Plug has granted Amazon a warrant to acquire up to 16,000,000 shares of Plug’s common stock (Warrant Shares), of which the exercise price for the first 9,000,000 Warrant Shares is $22.9841 per share, which is based on the volume weighted average closing price of Plug common stock for the thirty trading days ending 23 August 2022, and the exercise price for the remaining 7,000,000 Warrant Shares will be an amount per share equal to ninety percent (90%) of the 30-day volume weighted average share price of Plug common stock as of the final vesting event that results in full vesting of the first 9,000,000 Amazon Warrant Shares.
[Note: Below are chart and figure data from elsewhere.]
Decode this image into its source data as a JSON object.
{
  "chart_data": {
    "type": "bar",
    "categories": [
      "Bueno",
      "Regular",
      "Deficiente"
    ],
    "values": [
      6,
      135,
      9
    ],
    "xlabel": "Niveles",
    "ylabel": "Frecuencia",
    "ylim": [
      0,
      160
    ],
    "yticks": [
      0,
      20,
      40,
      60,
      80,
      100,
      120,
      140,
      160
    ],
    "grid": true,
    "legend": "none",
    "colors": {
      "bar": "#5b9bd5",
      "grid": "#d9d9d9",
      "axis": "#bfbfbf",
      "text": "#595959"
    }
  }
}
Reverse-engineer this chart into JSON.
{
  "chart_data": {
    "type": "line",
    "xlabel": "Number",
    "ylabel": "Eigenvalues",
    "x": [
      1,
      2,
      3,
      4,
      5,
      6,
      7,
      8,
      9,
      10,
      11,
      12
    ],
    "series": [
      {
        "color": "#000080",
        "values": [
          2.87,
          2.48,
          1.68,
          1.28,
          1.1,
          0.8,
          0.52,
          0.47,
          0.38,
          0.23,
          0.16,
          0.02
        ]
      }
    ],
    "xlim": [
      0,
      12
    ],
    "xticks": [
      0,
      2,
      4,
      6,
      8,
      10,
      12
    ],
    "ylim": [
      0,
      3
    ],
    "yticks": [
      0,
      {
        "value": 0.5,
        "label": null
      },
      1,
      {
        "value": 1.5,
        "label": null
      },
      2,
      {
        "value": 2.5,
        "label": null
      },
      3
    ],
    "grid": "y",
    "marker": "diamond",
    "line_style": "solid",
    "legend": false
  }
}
Amazon would vest the warrant in full if it spends $2.1 billion over the seven-year term of the warrant across Plug products, including, but not limited to, electrolyzers, fuel cell solutions, and green hydrogen.

To keep up with the increasing demand of green hydrogen from Amazon and other customers, Plug is targeting 70 tons per day of green hydrogen production by the end of 2022. Plug remains on track to produce 500 tons per day in North America by 2025, and 1,000 tons per day globally by 2028, which expands the opportunity for further collaboration with potential customers, including Amazon.



Liquefaction consumes more than 30% of the energy content of hydrogen


I see a lot of H2 projects that don't make sense from an efficiency standpoint, H2 powered trains, long haul trucks, H2 FC cars and the such.
Are we missing something here; or, are H2 interests buying their way into creating the need for H2?